The thought’s been bubbling in my mind for some time.

Ever since I earned a living forecasting population it’s something I’ve known.  But it’s come back into focus for three reasons.

First the never-heard-of-before (by me) Optimum Population Trust popped up on BBC news  programmes twice this month.  They punt the idea of an optimum (posh for best) level of population for both the UK and the world.  In particular

In the UK…population should be allowed to stabilise and decrease by not less than 0.25% a year to an environmentally sustainable level, by bringing immigration into numerical balance with emigration, by making greater efforts to reduce teenage pregnancies, and by encouraging couples voluntarily to “Stop at Two” children.

Then yesterday the UK Department of Work and Pensions claimed that by 2066 there could be more than 500,000 people aged 100 or over in the UK – there were 11,600 in 2009.

And finally, also yesterday, think tank Institute for Public Policy and Research published a briefing note that concluded net immigration is unlikely to fall much in the next year despite government attempts to curb it.

This is all an intensely political and emotional subject as a few quick Google searches will show.

On the one hand, those concerned by high levels of population are often characterised as neo-eugenicists – a clumsy phrase but hinting at some distant link with extreme right wing views.

On the other, those relaxed about higher levels of immigration are sometimes confronted with claims that white people will be a minority in Britain by the turn of the next century, if not sooner.

My take is rather different.  You can call it technical but it’s basically about the futility of government attempts to control the size of the population.

There are three immediate causes of population change

  • births
  • deaths
  • net migration – the difference between the number of people moving into the country and out of it.

The control of government over each of these causes in a democracy is at best distant, at worst non-existent.

The most controversial of the three for many is migration.  While government can to some extent control the level of immigration, it has little direct influence over emigration.  That depends on

  • how would-be emigrants perceive their own prospects in the UK for work, social advancement, education, the future of their children, and so on
  • work opportunities, lifestyle and government policy in each of the 190+ other countries in the world.

The lack of control is exacerbated by our old friend the law of unintended consequences, of which there are many examples world-wide.

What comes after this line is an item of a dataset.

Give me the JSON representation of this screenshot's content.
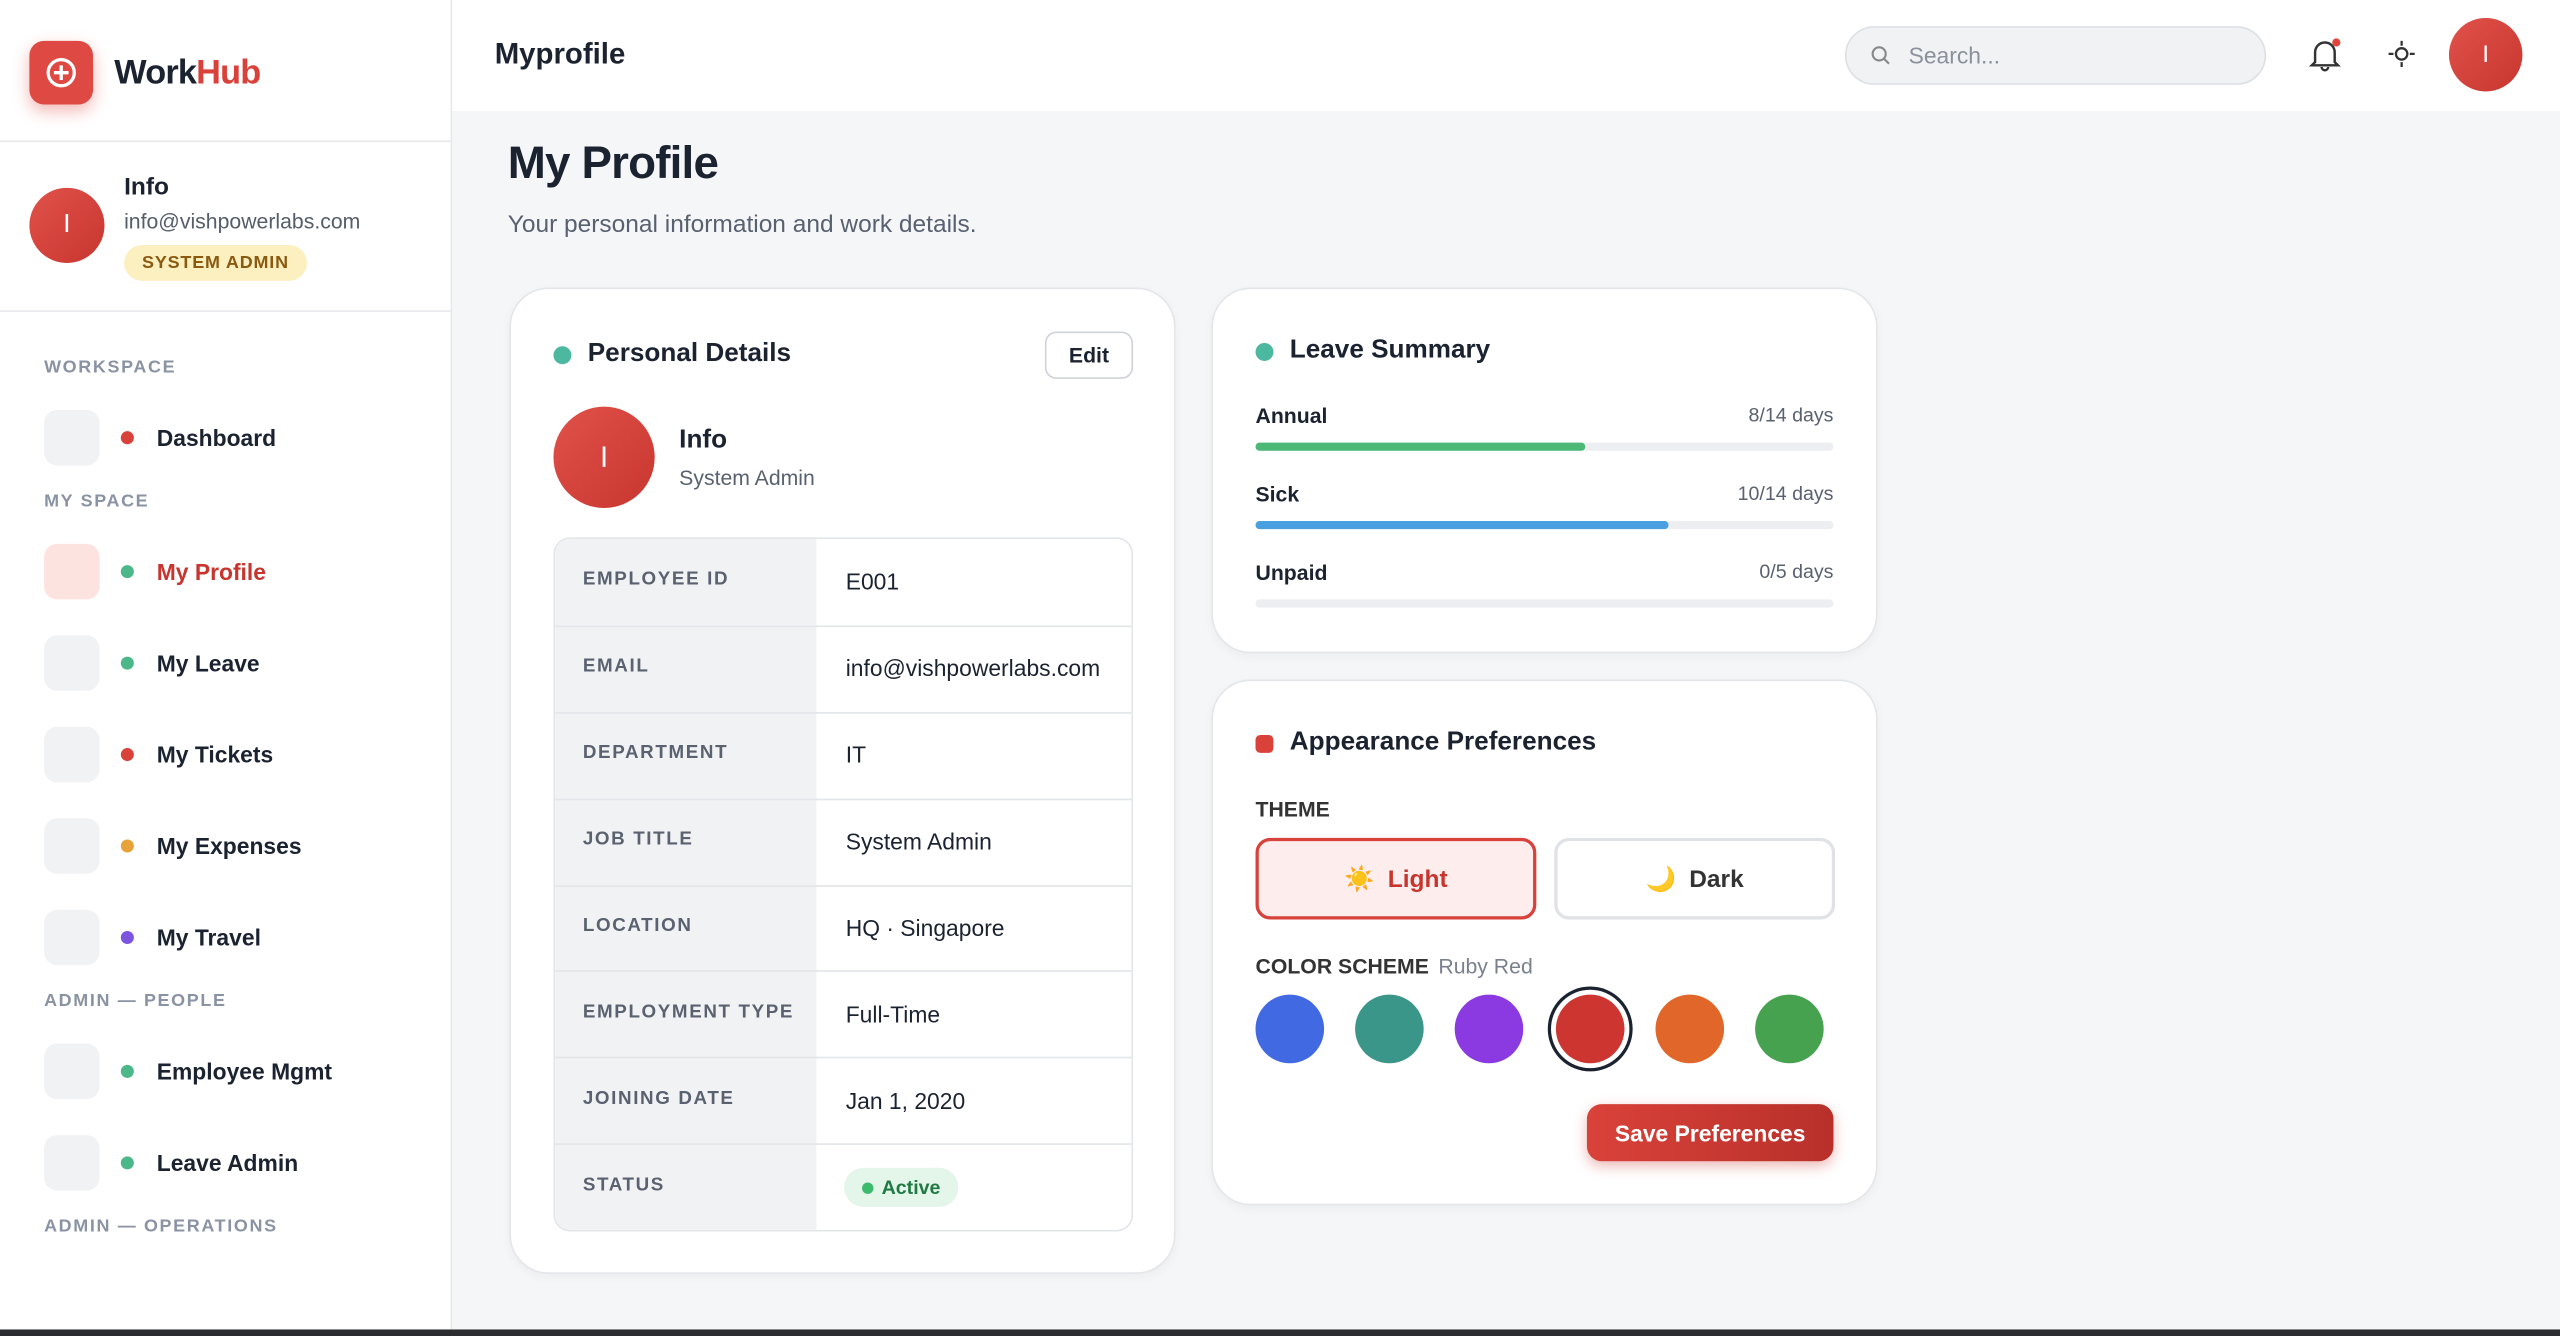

Romania under communist dictator Nicolae Ceauşescu sought to increase its population when the consequences of static numbers for longer term growth in a planned economy were realised.  Most abortion was criminalised, income tax raised for childless adults and lowered for those with three or more children, divorce made more difficult, contraception illegal and so on.  The US Library of Congress produced a good summary of all the measures and their impact (you might say the full horror).  The birth rate, after an early increase, fell almost continuously throughout the remaining period of communist rule.  The adverse social consequences arguably remain until the present day.

 

China perceived the opposite problem – a population increasing out of control.  The government response was a one child policy with heavy penalties for parents having more than one child, increases in forced abortions, female infanticide, underreporting of female births, and a gender imbalance in the population.  Recent reports suggest one unintended consequence, perversely, is a much higher value placed on the education of girls and women as the economy has grown and a single daughter is seen by parents as a source of support in old age.  More dramatically, there is now concern at the longer term ability of the population to meet the needs of the labour market, and unfavourable comparisons drawn with India’s much more youthful population.

Even in the more benign environment of a democracy the consequences of public policy impact on population levels in unintended ways.

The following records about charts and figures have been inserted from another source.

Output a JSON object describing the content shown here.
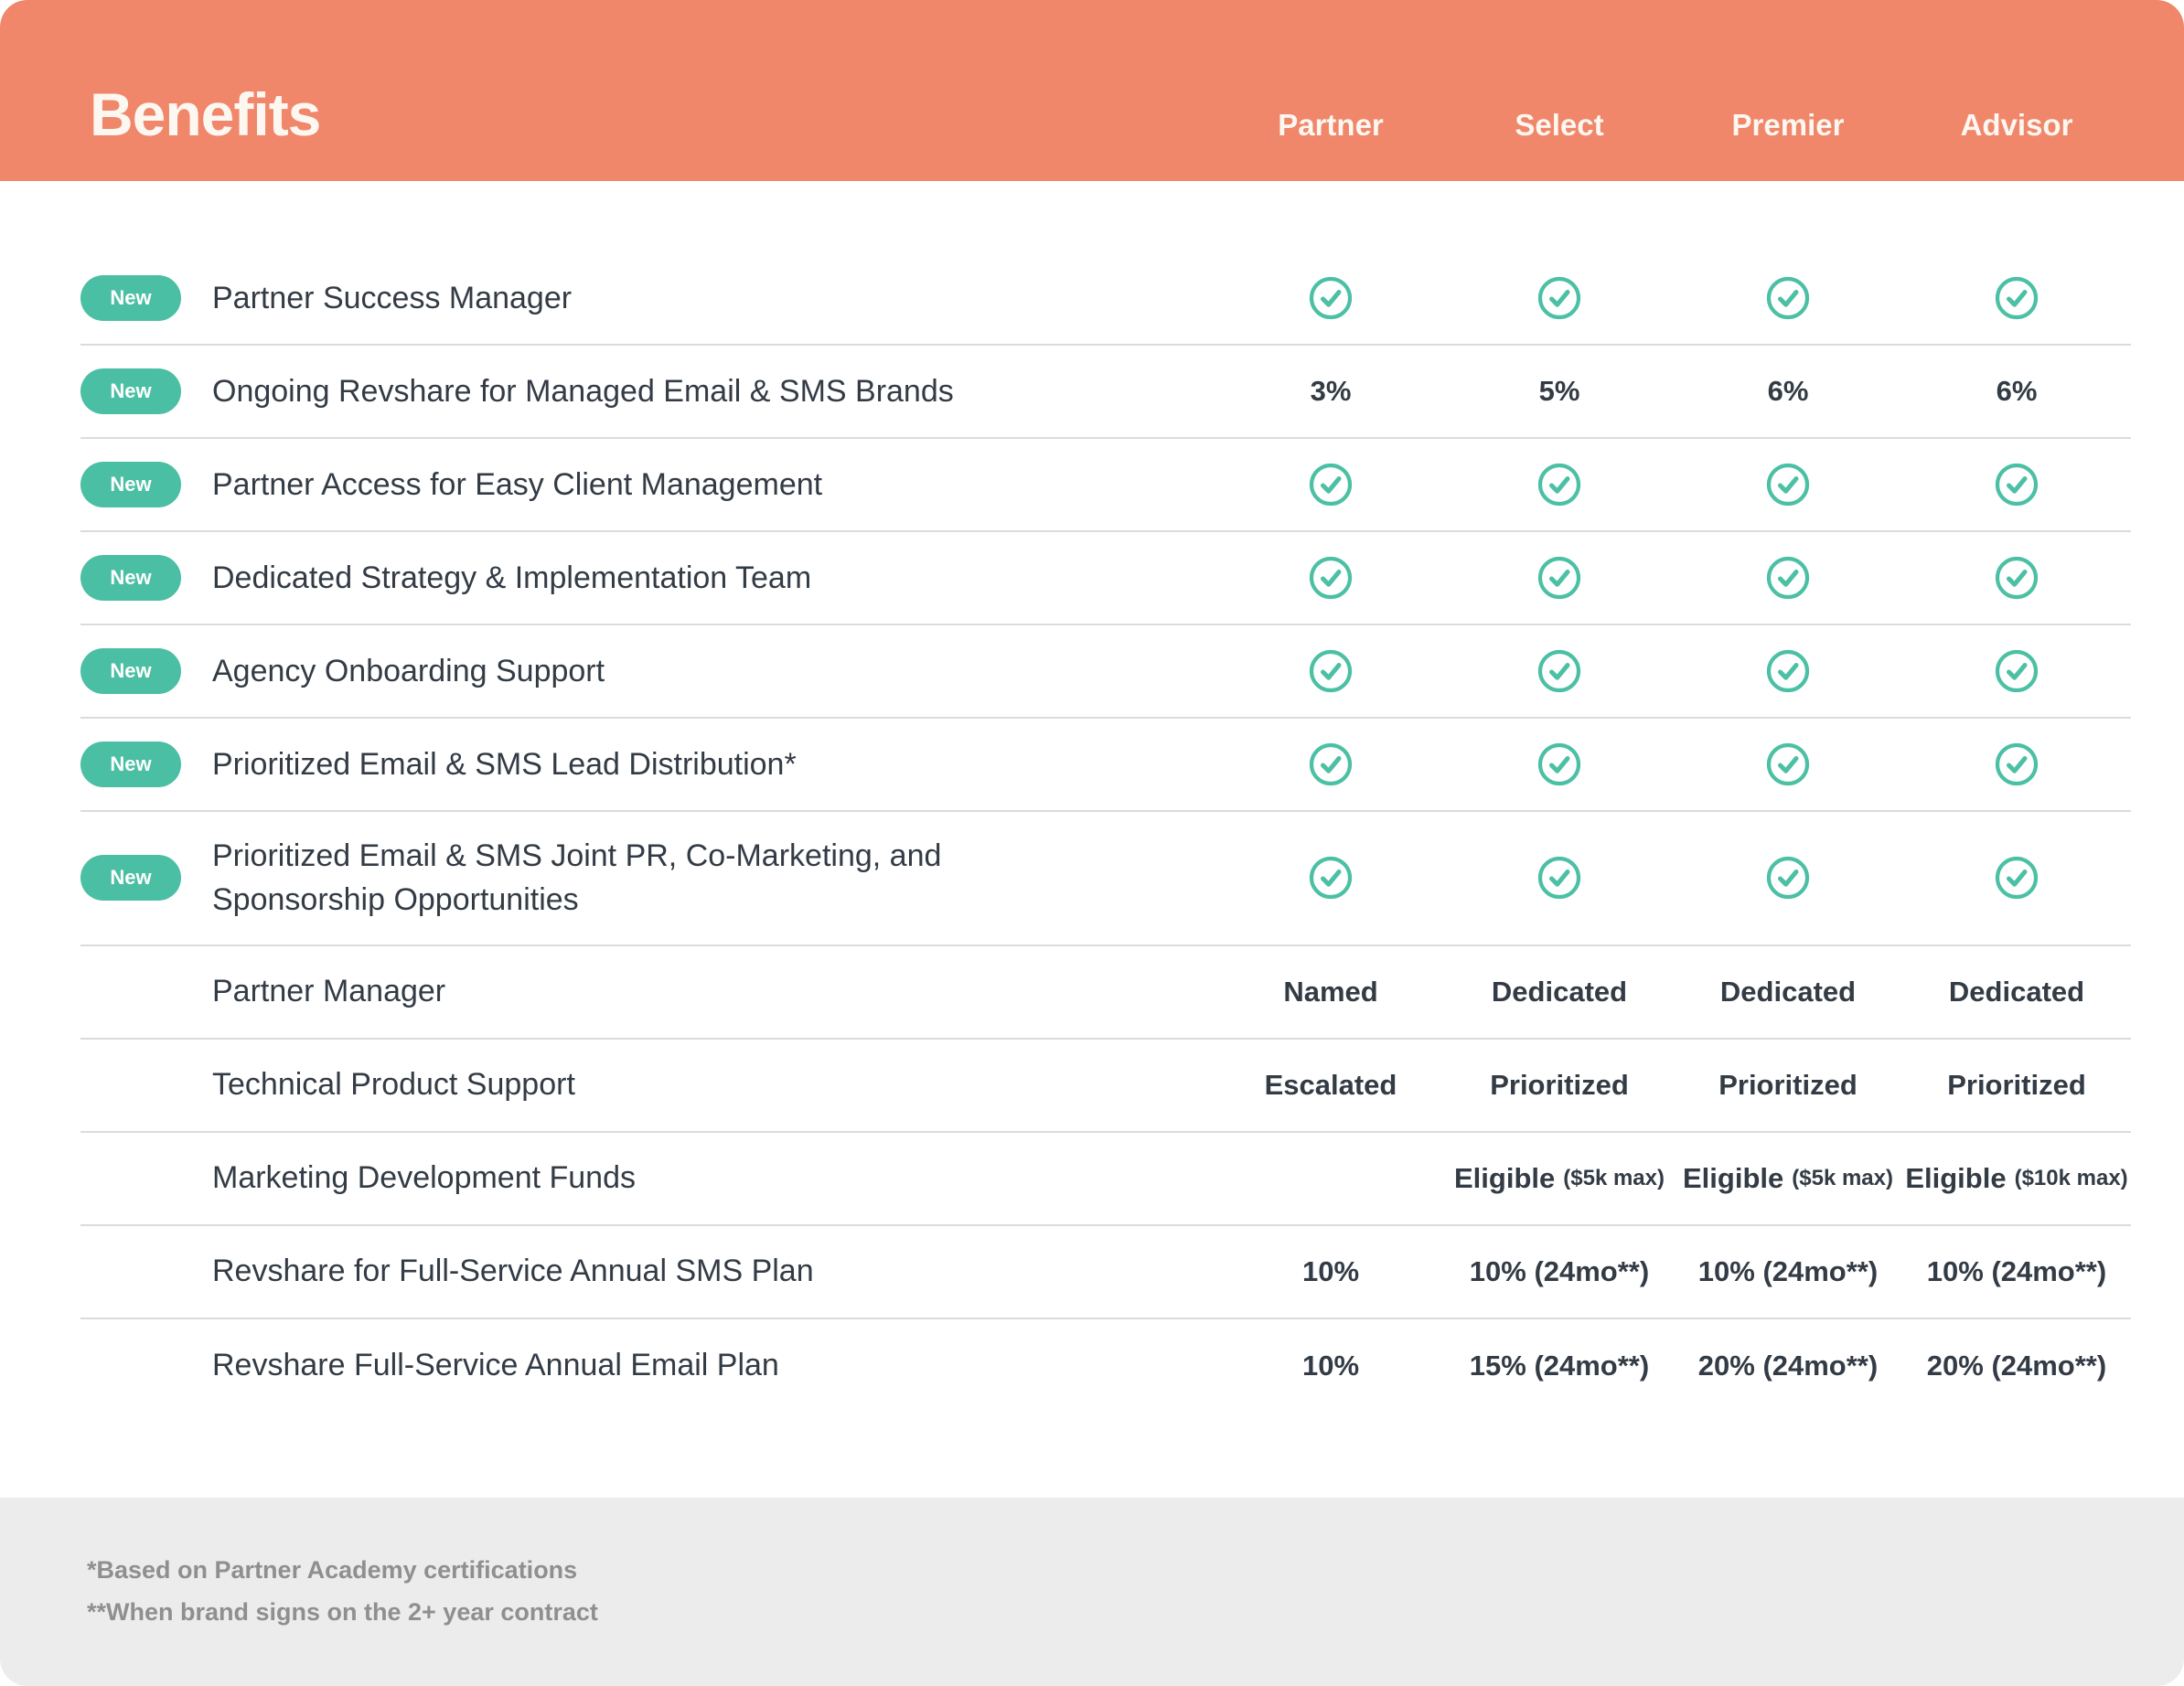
{
  "card": {
    "title": "Benefits"
  },
  "columns": [
    "Partner",
    "Select",
    "Premier",
    "Advisor"
  ],
  "badge_label": "New",
  "rows": [
    {
      "badge": true,
      "label": "Partner Success Manager",
      "cells": [
        {
          "check": true
        },
        {
          "check": true
        },
        {
          "check": true
        },
        {
          "check": true
        }
      ]
    },
    {
      "badge": true,
      "label": "Ongoing Revshare for Managed Email & SMS Brands",
      "cells": [
        {
          "text": "3%"
        },
        {
          "text": "5%"
        },
        {
          "text": "6%"
        },
        {
          "text": "6%"
        }
      ]
    },
    {
      "badge": true,
      "label": "Partner Access for Easy Client Management",
      "cells": [
        {
          "check": true
        },
        {
          "check": true
        },
        {
          "check": true
        },
        {
          "check": true
        }
      ]
    },
    {
      "badge": true,
      "label": "Dedicated Strategy & Implementation Team",
      "cells": [
        {
          "check": true
        },
        {
          "check": true
        },
        {
          "check": true
        },
        {
          "check": true
        }
      ]
    },
    {
      "badge": true,
      "label": "Agency Onboarding Support",
      "cells": [
        {
          "check": true
        },
        {
          "check": true
        },
        {
          "check": true
        },
        {
          "check": true
        }
      ]
    },
    {
      "badge": true,
      "label": "Prioritized Email & SMS Lead Distribution*",
      "cells": [
        {
          "check": true
        },
        {
          "check": true
        },
        {
          "check": true
        },
        {
          "check": true
        }
      ]
    },
    {
      "badge": true,
      "label": "Prioritized Email & SMS Joint PR, Co-Marketing, and\nSponsorship Opportunities",
      "cells": [
        {
          "check": true
        },
        {
          "check": true
        },
        {
          "check": true
        },
        {
          "check": true
        }
      ]
    },
    {
      "badge": false,
      "label": "Partner Manager",
      "cells": [
        {
          "text": "Named"
        },
        {
          "text": "Dedicated"
        },
        {
          "text": "Dedicated"
        },
        {
          "text": "Dedicated"
        }
      ]
    },
    {
      "badge": false,
      "label": "Technical Product Support",
      "cells": [
        {
          "text": "Escalated"
        },
        {
          "text": "Prioritized"
        },
        {
          "text": "Prioritized"
        },
        {
          "text": "Prioritized"
        }
      ]
    },
    {
      "badge": false,
      "label": "Marketing Development Funds",
      "cells": [
        {
          "text": ""
        },
        {
          "text": "Eligible",
          "note": "($5k max)"
        },
        {
          "text": "Eligible",
          "note": "($5k max)"
        },
        {
          "text": "Eligible",
          "note": "($10k max)"
        }
      ]
    },
    {
      "badge": false,
      "label": "Revshare for Full-Service Annual SMS Plan",
      "cells": [
        {
          "text": "10%"
        },
        {
          "text": "10% (24mo**)"
        },
        {
          "text": "10% (24mo**)"
        },
        {
          "text": "10% (24mo**)"
        }
      ]
    },
    {
      "badge": false,
      "label": "Revshare Full-Service Annual Email Plan",
      "cells": [
        {
          "text": "10%"
        },
        {
          "text": "15% (24mo**)"
        },
        {
          "text": "20% (24mo**)"
        },
        {
          "text": "20% (24mo**)"
        }
      ]
    }
  ],
  "footnotes": [
    "*Based on Partner Academy certifications",
    "**When brand signs on the 2+ year contract"
  ],
  "icons": {
    "check": "check-circle-icon"
  },
  "colors": {
    "header_bg": "#F0876B",
    "header_text": "#FCF7F0",
    "badge_bg": "#4BBFA3",
    "check": "#4CC0A4",
    "text": "#333B45",
    "separator": "#DBDBDB",
    "footer_bg": "#ECECEC",
    "footer_text": "#8F8F8F"
  }
}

Who could argue with the principle that citizens should lead longer, healthier lives?  Yet no political party has a policy of increasing the number of people living to 100.  And the consequences of increased longevity are impacting dramatically on social service, health and pension provision.

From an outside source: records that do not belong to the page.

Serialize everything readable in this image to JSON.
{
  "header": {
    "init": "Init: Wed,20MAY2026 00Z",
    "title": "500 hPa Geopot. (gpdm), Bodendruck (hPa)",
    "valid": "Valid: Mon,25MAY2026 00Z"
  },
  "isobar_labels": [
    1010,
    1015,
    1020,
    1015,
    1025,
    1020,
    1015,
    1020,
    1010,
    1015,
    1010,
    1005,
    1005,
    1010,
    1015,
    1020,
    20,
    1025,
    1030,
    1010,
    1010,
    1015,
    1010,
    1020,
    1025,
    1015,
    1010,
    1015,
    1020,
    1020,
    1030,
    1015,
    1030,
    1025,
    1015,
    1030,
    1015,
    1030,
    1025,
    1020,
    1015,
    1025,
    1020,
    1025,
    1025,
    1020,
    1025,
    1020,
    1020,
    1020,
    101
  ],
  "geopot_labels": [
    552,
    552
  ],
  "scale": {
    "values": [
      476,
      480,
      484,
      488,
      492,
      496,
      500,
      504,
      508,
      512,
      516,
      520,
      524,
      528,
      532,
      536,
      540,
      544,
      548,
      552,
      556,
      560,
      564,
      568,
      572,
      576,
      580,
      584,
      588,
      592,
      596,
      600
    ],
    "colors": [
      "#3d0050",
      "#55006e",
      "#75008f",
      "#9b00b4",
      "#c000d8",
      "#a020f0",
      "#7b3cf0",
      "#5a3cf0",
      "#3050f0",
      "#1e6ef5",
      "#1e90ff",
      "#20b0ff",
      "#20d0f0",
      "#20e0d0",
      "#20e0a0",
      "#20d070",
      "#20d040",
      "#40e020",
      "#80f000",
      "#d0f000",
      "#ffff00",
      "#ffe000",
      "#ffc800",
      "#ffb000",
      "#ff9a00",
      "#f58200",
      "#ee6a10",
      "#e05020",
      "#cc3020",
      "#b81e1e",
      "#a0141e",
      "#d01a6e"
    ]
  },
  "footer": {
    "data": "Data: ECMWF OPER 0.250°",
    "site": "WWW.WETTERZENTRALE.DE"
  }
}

Incidentally, for readers working in local government, the same truths apply.  The only circumstance in which you can control even the initial population in an area is to start with an empty site and build houses where there were none before.  But once the people have moved in understand you cannot control the number of children they have, how long they live for, and whether they move into or out of the area.

In a recent post on Ideas whose time has come I recorded the views of two experienced ex-politicians on what makes a successful government policy.  Their criteria included

  • ease of achievement
  • working with the grain of human nature
  • focus – don’t do more than you are capable of doing.

Politicians seeking to influence levels of population would do well to remember these points.  They certainly don’t seem to have impacted on the Optimum Population Trust.